L’Hebdo, 7 janvier 2016, par Julien Burri
Dans Mourir et puis sauter sur son cheval, le romancier David Bosc met en scène une femme scandaleusement libre.
Après le brillant récit La Claire Fontaine, paru en 2013, qui racontait les années suisses du peintre Gustave Courbet, David Bosc s’inspire cette fois d’une Anglaise anonyme. Une femme de 23 ans qui s’est suicidée à Londres en 1945 en sautant nue d’une fenêtre. De Sonia A., le romancier ne sait presque rien, une allusion dans les carnets du poète Georges Henein et quelques coupures de presse. À l’image des flocons de neige, qui ont besoin pour se former d’une poussière infime, son roman se cristallise autour de ces bribes. Il redonne voix de façon magistrale à une réprouvée considérée comme une démente, dans une époque où les suicidés faisaient l’objet, en Angleterre, d’un grotesque procès post mortem.

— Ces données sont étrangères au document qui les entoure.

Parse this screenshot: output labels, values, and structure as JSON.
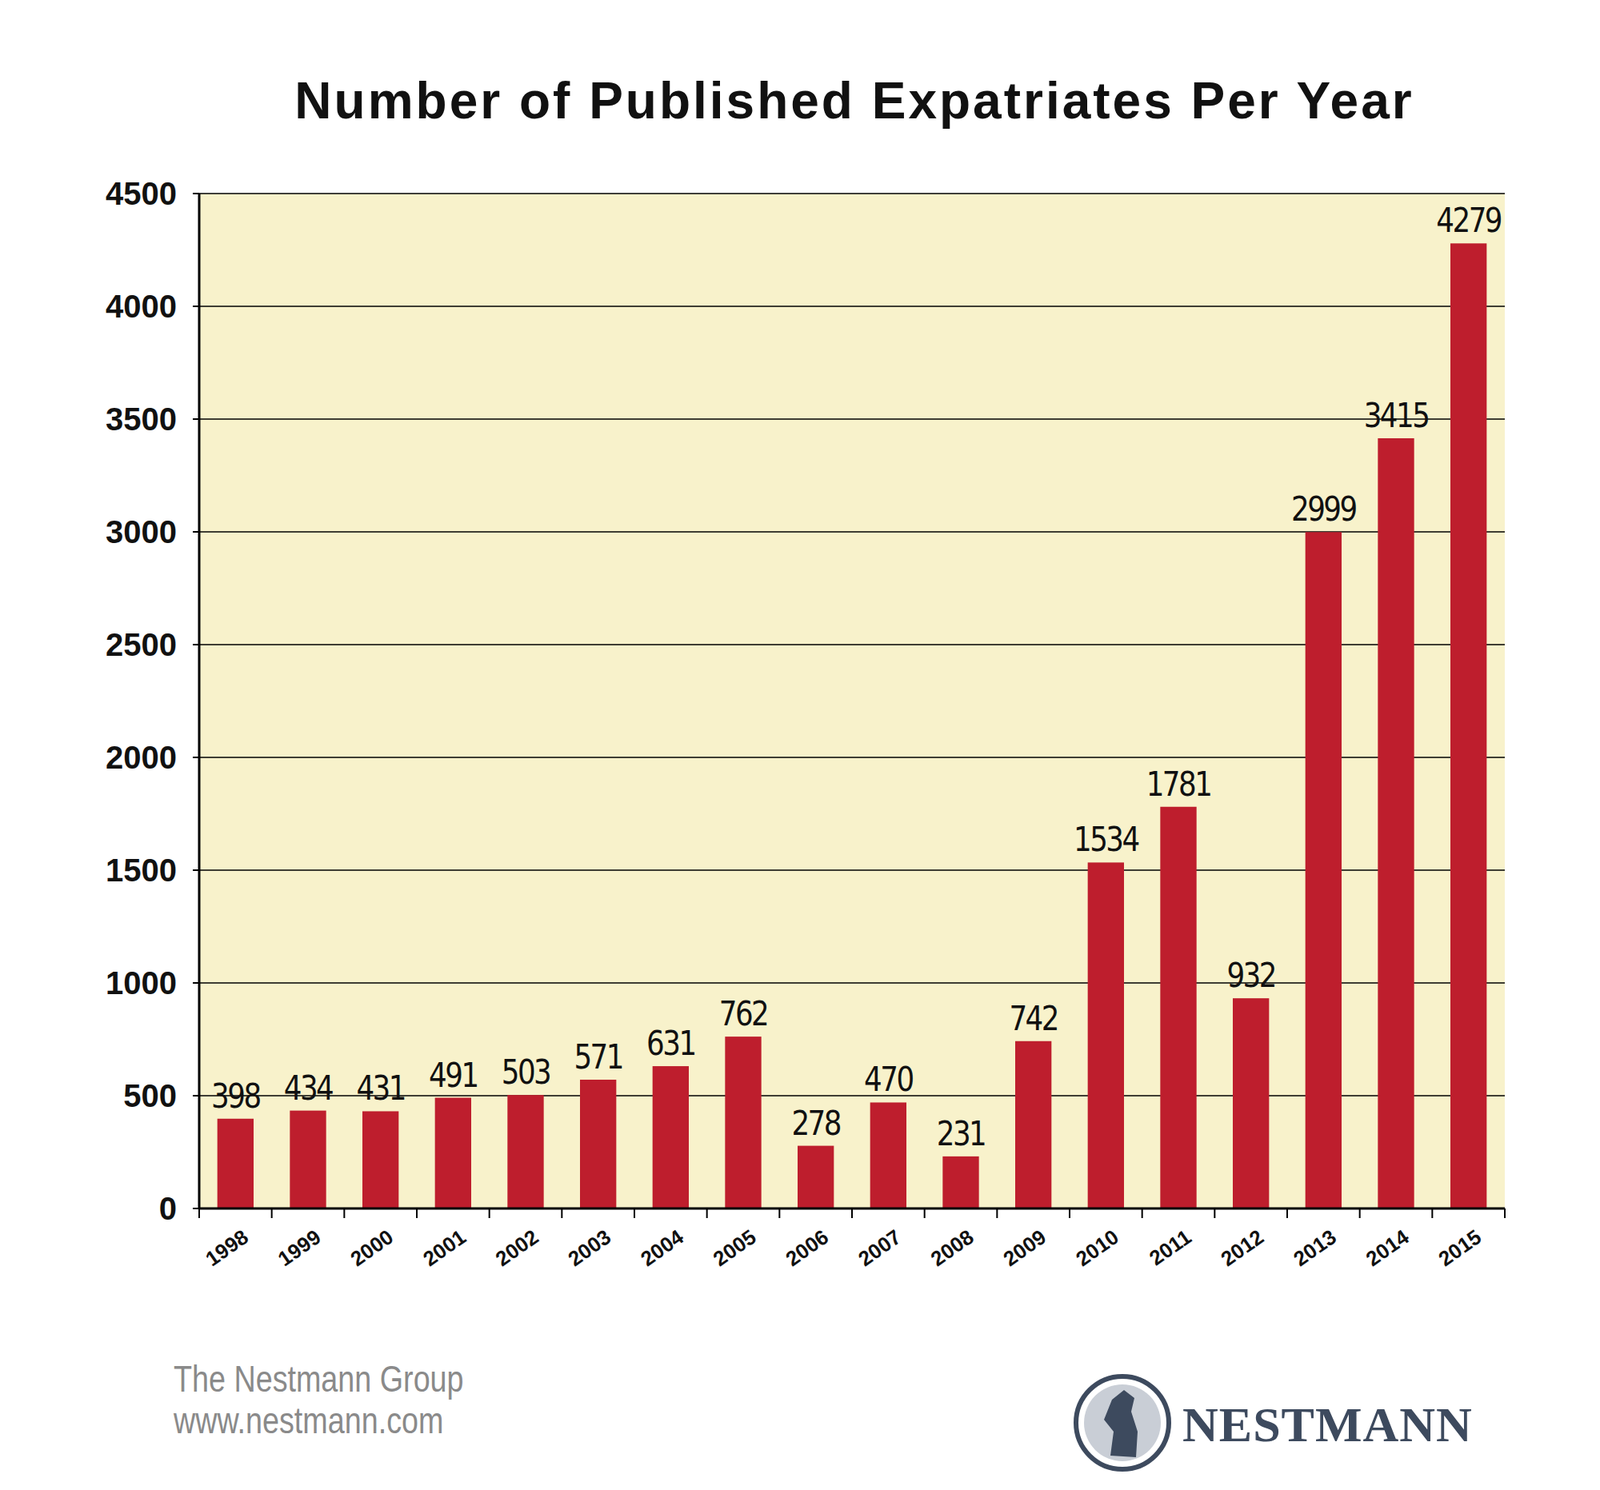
{
  "chart_data": {
    "type": "bar",
    "title": "Number of Published Expatriates Per Year",
    "categories": [
      "1998",
      "1999",
      "2000",
      "2001",
      "2002",
      "2003",
      "2004",
      "2005",
      "2006",
      "2007",
      "2008",
      "2009",
      "2010",
      "2011",
      "2012",
      "2013",
      "2014",
      "2015"
    ],
    "values": [
      398,
      434,
      431,
      491,
      503,
      571,
      631,
      762,
      278,
      470,
      231,
      742,
      1534,
      1781,
      932,
      2999,
      3415,
      4279
    ],
    "color": "#be1e2d",
    "ylim": [
      0,
      4500
    ],
    "yticks": [
      0,
      500,
      1000,
      1500,
      2000,
      2500,
      3000,
      3500,
      4000,
      4500
    ],
    "grid": true,
    "data_labels": true,
    "annotations": [
      "The Nestmann Group",
      "www.nestmann.com",
      "NESTMANN"
    ]
  }
}
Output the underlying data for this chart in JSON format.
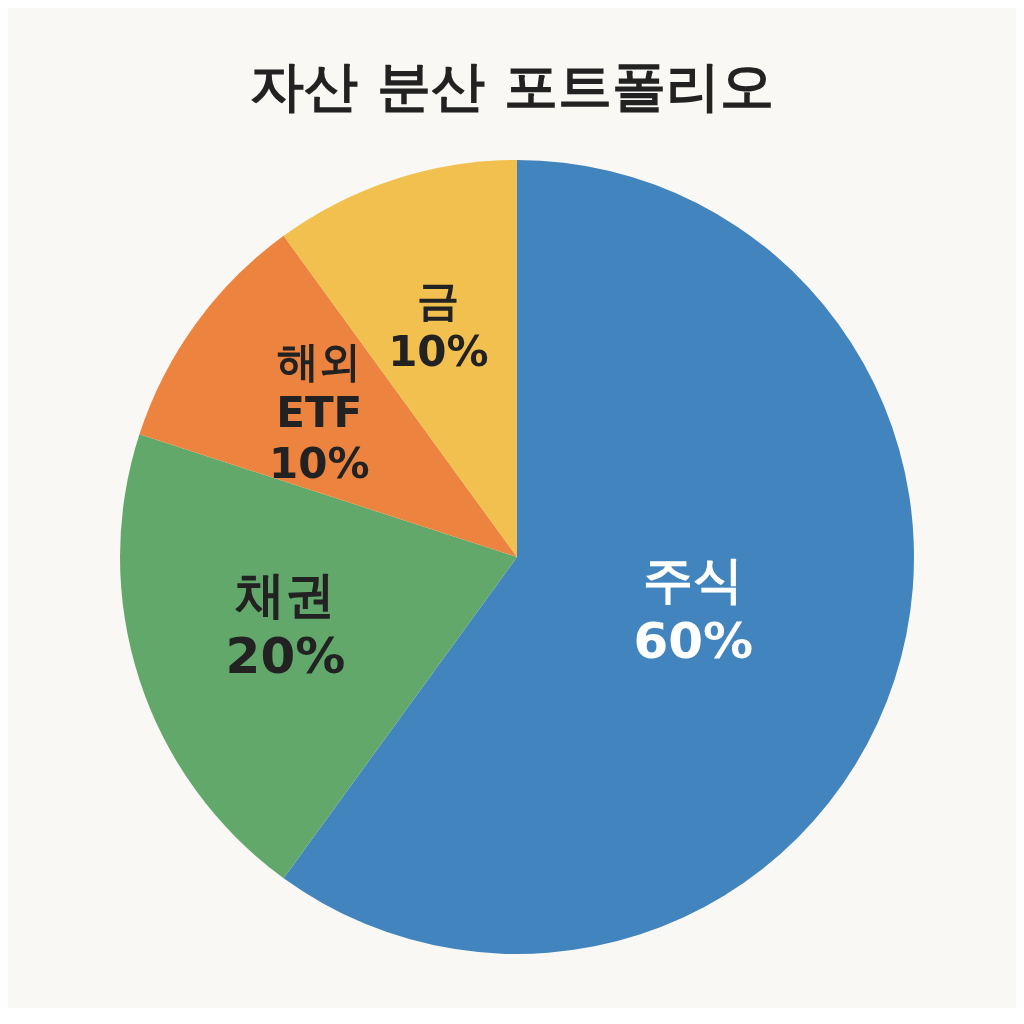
{
  "chart_data": {
    "type": "pie",
    "title": "자산 분산 포트폴리오",
    "categories": [
      "주식",
      "채권",
      "해외 ETF",
      "금"
    ],
    "values": [
      60,
      20,
      10,
      10
    ],
    "colors": [
      "#4285be",
      "#62a86a",
      "#ec8440",
      "#f2c04f"
    ],
    "value_labels": [
      "60%",
      "20%",
      "10%",
      "10%"
    ]
  }
}
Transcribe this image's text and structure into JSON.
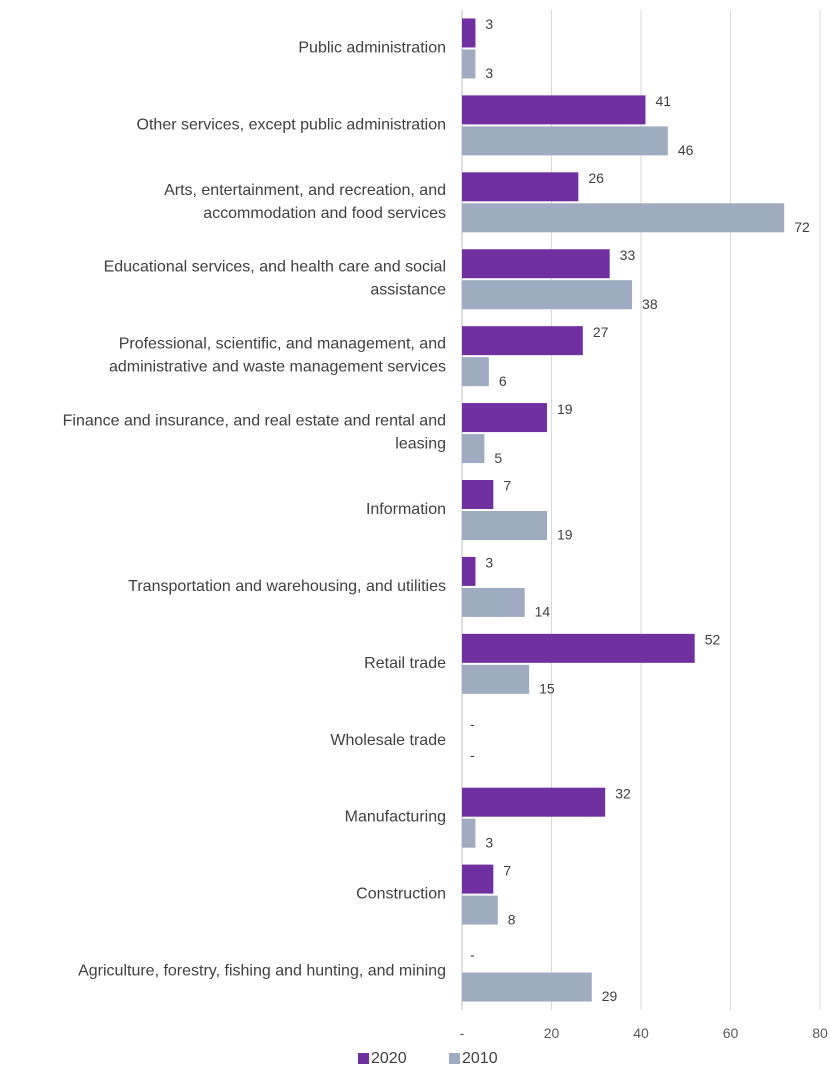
{
  "chart_data": {
    "type": "bar",
    "orientation": "horizontal",
    "categories": [
      [
        "Public administration"
      ],
      [
        "Other services, except public administration"
      ],
      [
        "Arts, entertainment, and recreation, and",
        "accommodation and food services"
      ],
      [
        "Educational services, and health care and social",
        "assistance"
      ],
      [
        "Professional, scientific, and management, and",
        "administrative and waste management services"
      ],
      [
        "Finance and insurance, and real estate and rental and",
        "leasing"
      ],
      [
        "Information"
      ],
      [
        "Transportation and warehousing, and utilities"
      ],
      [
        "Retail trade"
      ],
      [
        "Wholesale trade"
      ],
      [
        "Manufacturing"
      ],
      [
        "Construction"
      ],
      [
        "Agriculture, forestry, fishing and hunting, and mining"
      ]
    ],
    "series": [
      {
        "name": "2020",
        "color": "#7030a0",
        "values": [
          3,
          41,
          26,
          33,
          27,
          19,
          7,
          3,
          52,
          null,
          32,
          7,
          null
        ],
        "labels": [
          "3",
          "41",
          "26",
          "33",
          "27",
          "19",
          "7",
          "3",
          "52",
          "-",
          "32",
          "7",
          "-"
        ]
      },
      {
        "name": "2010",
        "color": "#9eabc0",
        "values": [
          3,
          46,
          72,
          38,
          6,
          5,
          19,
          14,
          15,
          null,
          3,
          8,
          29
        ],
        "labels": [
          "3",
          "46",
          "72",
          "38",
          "6",
          "5",
          "19",
          "14",
          "15",
          "-",
          "3",
          "8",
          "29"
        ]
      }
    ],
    "xlim": [
      0,
      80
    ],
    "xticks": [
      0,
      20,
      40,
      60,
      80
    ],
    "xtick_labels": [
      "-",
      "20",
      "40",
      "60",
      "80"
    ],
    "grid": "vertical",
    "legend": "bottom-center",
    "title": "",
    "xlabel": "",
    "ylabel": ""
  }
}
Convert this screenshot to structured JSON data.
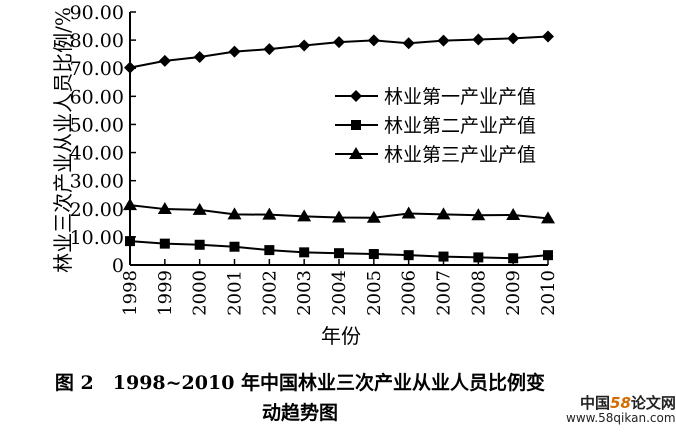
{
  "chart_data": {
    "type": "line",
    "title": "",
    "xlabel": "年份",
    "ylabel": "林业三次产业从业人员比例/%",
    "x": [
      "1998",
      "1999",
      "2000",
      "2001",
      "2002",
      "2003",
      "2004",
      "2005",
      "2006",
      "2007",
      "2008",
      "2009",
      "2010"
    ],
    "y_ticks": [
      "0",
      "10.00",
      "20.00",
      "30.00",
      "40.00",
      "50.00",
      "60.00",
      "70.00",
      "80.00",
      "90.00"
    ],
    "ylim": [
      0,
      90
    ],
    "grid": false,
    "legend_position": "right",
    "series": [
      {
        "name": "林业第一产业产值",
        "marker": "diamond",
        "values": [
          70.2,
          72.6,
          74.0,
          75.9,
          76.8,
          78.1,
          79.3,
          79.9,
          78.9,
          79.8,
          80.2,
          80.6,
          81.3
        ]
      },
      {
        "name": "林业第二产业产值",
        "marker": "square",
        "values": [
          8.5,
          7.6,
          7.2,
          6.5,
          5.3,
          4.5,
          4.2,
          3.9,
          3.5,
          3.0,
          2.7,
          2.4,
          3.5
        ]
      },
      {
        "name": "林业第三产业产值",
        "marker": "triangle",
        "values": [
          21.3,
          19.9,
          19.6,
          18.0,
          17.9,
          17.3,
          16.9,
          16.8,
          18.3,
          18.0,
          17.7,
          17.8,
          16.6
        ]
      }
    ]
  },
  "caption": {
    "line1": "图 2　1998~2010 年中国林业三次产业从业人员比例变",
    "line2": "动趋势图"
  },
  "watermark": {
    "brand_a": "中国",
    "brand_b": "58",
    "brand_c": "论文网",
    "url": "www.58qikan.com.cn"
  }
}
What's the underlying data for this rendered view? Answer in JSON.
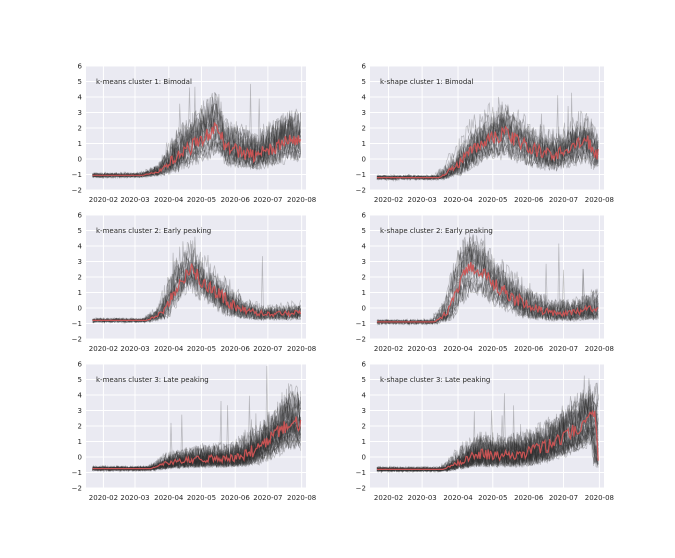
{
  "chart_data": [
    {
      "type": "line",
      "title": "k-means cluster 1: Bimodal",
      "x_ticks": [
        "2020-02",
        "2020-03",
        "2020-04",
        "2020-05",
        "2020-06",
        "2020-07",
        "2020-08"
      ],
      "y_ticks": [
        -2,
        -1,
        0,
        1,
        2,
        3,
        4,
        5,
        6
      ],
      "xlim": [
        "2020-01-16",
        "2020-08-05"
      ],
      "ylim": [
        -2,
        6
      ],
      "x_range": [
        "2020-01-22",
        "2020-07-31"
      ],
      "grid": true,
      "series": [
        {
          "role": "cluster-member",
          "color": "#303030",
          "count": 25
        },
        {
          "role": "cluster-mean",
          "color": "#d05555",
          "profile": [
            [
              0.0,
              -1.05
            ],
            [
              0.24,
              -1.05
            ],
            [
              0.32,
              -0.8
            ],
            [
              0.42,
              0.3
            ],
            [
              0.5,
              1.0
            ],
            [
              0.6,
              2.1
            ],
            [
              0.64,
              0.8
            ],
            [
              0.7,
              0.5
            ],
            [
              0.78,
              0.2
            ],
            [
              0.86,
              0.6
            ],
            [
              0.93,
              1.2
            ],
            [
              1.0,
              1.1
            ]
          ]
        }
      ]
    },
    {
      "type": "line",
      "title": "k-shape cluster 1: Bimodal",
      "x_ticks": [
        "2020-02",
        "2020-03",
        "2020-04",
        "2020-05",
        "2020-06",
        "2020-07",
        "2020-08"
      ],
      "y_ticks": [
        -2,
        -1,
        0,
        1,
        2,
        3,
        4,
        5,
        6
      ],
      "xlim": [
        "2020-01-16",
        "2020-08-05"
      ],
      "ylim": [
        -2,
        6
      ],
      "x_range": [
        "2020-01-22",
        "2020-07-31"
      ],
      "grid": true,
      "series": [
        {
          "role": "cluster-member",
          "color": "#303030",
          "count": 25
        },
        {
          "role": "cluster-mean",
          "color": "#d05555",
          "profile": [
            [
              0.0,
              -1.2
            ],
            [
              0.28,
              -1.2
            ],
            [
              0.36,
              -0.5
            ],
            [
              0.43,
              0.5
            ],
            [
              0.5,
              1.2
            ],
            [
              0.58,
              1.7
            ],
            [
              0.65,
              1.0
            ],
            [
              0.72,
              0.5
            ],
            [
              0.8,
              0.2
            ],
            [
              0.88,
              0.7
            ],
            [
              0.95,
              1.2
            ],
            [
              1.0,
              0.2
            ]
          ]
        }
      ]
    },
    {
      "type": "line",
      "title": "k-means cluster 2: Early peaking",
      "x_ticks": [
        "2020-02",
        "2020-03",
        "2020-04",
        "2020-05",
        "2020-06",
        "2020-07",
        "2020-08"
      ],
      "y_ticks": [
        -2,
        -1,
        0,
        1,
        2,
        3,
        4,
        5,
        6
      ],
      "xlim": [
        "2020-01-16",
        "2020-08-05"
      ],
      "ylim": [
        -2,
        6
      ],
      "x_range": [
        "2020-01-22",
        "2020-07-31"
      ],
      "grid": true,
      "series": [
        {
          "role": "cluster-member",
          "color": "#303030",
          "count": 20
        },
        {
          "role": "cluster-mean",
          "color": "#d05555",
          "profile": [
            [
              0.0,
              -0.8
            ],
            [
              0.26,
              -0.8
            ],
            [
              0.34,
              -0.3
            ],
            [
              0.42,
              1.8
            ],
            [
              0.48,
              2.6
            ],
            [
              0.52,
              1.8
            ],
            [
              0.58,
              1.2
            ],
            [
              0.66,
              0.3
            ],
            [
              0.74,
              -0.2
            ],
            [
              0.85,
              -0.4
            ],
            [
              1.0,
              -0.3
            ]
          ]
        }
      ]
    },
    {
      "type": "line",
      "title": "k-shape cluster 2: Early peaking",
      "x_ticks": [
        "2020-02",
        "2020-03",
        "2020-04",
        "2020-05",
        "2020-06",
        "2020-07",
        "2020-08"
      ],
      "y_ticks": [
        -2,
        -1,
        0,
        1,
        2,
        3,
        4,
        5,
        6
      ],
      "xlim": [
        "2020-01-16",
        "2020-08-05"
      ],
      "ylim": [
        -2,
        6
      ],
      "x_range": [
        "2020-01-22",
        "2020-07-31"
      ],
      "grid": true,
      "series": [
        {
          "role": "cluster-member",
          "color": "#303030",
          "count": 22
        },
        {
          "role": "cluster-mean",
          "color": "#d05555",
          "profile": [
            [
              0.0,
              -0.9
            ],
            [
              0.26,
              -0.9
            ],
            [
              0.32,
              -0.3
            ],
            [
              0.37,
              1.5
            ],
            [
              0.42,
              2.7
            ],
            [
              0.47,
              2.4
            ],
            [
              0.53,
              1.5
            ],
            [
              0.6,
              0.8
            ],
            [
              0.68,
              0.1
            ],
            [
              0.78,
              -0.3
            ],
            [
              0.9,
              -0.3
            ],
            [
              1.0,
              0.0
            ]
          ]
        }
      ]
    },
    {
      "type": "line",
      "title": "k-means cluster 3: Late peaking",
      "x_ticks": [
        "2020-02",
        "2020-03",
        "2020-04",
        "2020-05",
        "2020-06",
        "2020-07",
        "2020-08"
      ],
      "y_ticks": [
        -2,
        -1,
        0,
        1,
        2,
        3,
        4,
        5,
        6
      ],
      "xlim": [
        "2020-01-16",
        "2020-08-05"
      ],
      "ylim": [
        -2,
        6
      ],
      "x_range": [
        "2020-01-22",
        "2020-07-31"
      ],
      "grid": true,
      "series": [
        {
          "role": "cluster-member",
          "color": "#303030",
          "count": 40
        },
        {
          "role": "cluster-mean",
          "color": "#d05555",
          "profile": [
            [
              0.0,
              -0.75
            ],
            [
              0.28,
              -0.75
            ],
            [
              0.36,
              -0.35
            ],
            [
              0.45,
              -0.2
            ],
            [
              0.55,
              -0.1
            ],
            [
              0.65,
              -0.1
            ],
            [
              0.72,
              0.1
            ],
            [
              0.8,
              0.6
            ],
            [
              0.88,
              1.4
            ],
            [
              0.95,
              2.3
            ],
            [
              1.0,
              2.1
            ]
          ]
        }
      ]
    },
    {
      "type": "line",
      "title": "k-shape cluster 3: Late peaking",
      "x_ticks": [
        "2020-02",
        "2020-03",
        "2020-04",
        "2020-05",
        "2020-06",
        "2020-07",
        "2020-08"
      ],
      "y_ticks": [
        -2,
        -1,
        0,
        1,
        2,
        3,
        4,
        5,
        6
      ],
      "xlim": [
        "2020-01-16",
        "2020-08-05"
      ],
      "ylim": [
        -2,
        6
      ],
      "x_range": [
        "2020-01-22",
        "2020-07-31"
      ],
      "grid": true,
      "series": [
        {
          "role": "cluster-member",
          "color": "#303030",
          "count": 40
        },
        {
          "role": "cluster-mean",
          "color": "#d05555",
          "profile": [
            [
              0.0,
              -0.8
            ],
            [
              0.3,
              -0.8
            ],
            [
              0.38,
              -0.3
            ],
            [
              0.46,
              0.2
            ],
            [
              0.55,
              0.1
            ],
            [
              0.64,
              0.2
            ],
            [
              0.72,
              0.4
            ],
            [
              0.8,
              0.9
            ],
            [
              0.88,
              1.6
            ],
            [
              0.95,
              2.4
            ],
            [
              0.985,
              2.6
            ],
            [
              1.0,
              0.0
            ]
          ]
        }
      ]
    }
  ]
}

Son récit court, saisissant, procède d’une écriture précise et très évocatrice, qui fait voyager dans plusieurs directions en même temps. On sent Londres bruire, cette ville bombardée qui étouffe dans la poussière des décombres comme en un brouillard. On voit Sonia vivre et penser. Elle fait l’amour, dessine, lit Nietzsche, rêve d’un monde qui « abatte les cloisons entre les êtres ». Des préoccupations contemporaines affleurent, car c’est de notre temps aussi que parle l’auteur. De la violence sociale et de ce à quoi doit tendre l’art. Enfin, au cœur de ce bref texte dont on n’a pas épuisé la richesse, il y a une ode à l’hybridation. À l’opposé d’une « pureté » aryenne, la vie semble résider dans les échanges entre les corps et les espèces. Entre végétal et animal, entre une femme, une hirondelle et une sangsue. Comme dans les fantasmagories hallucinées de Bosch, que Sonia admire. Il y a là un panthéisme, une fête du vivant, jusqu’à la folie.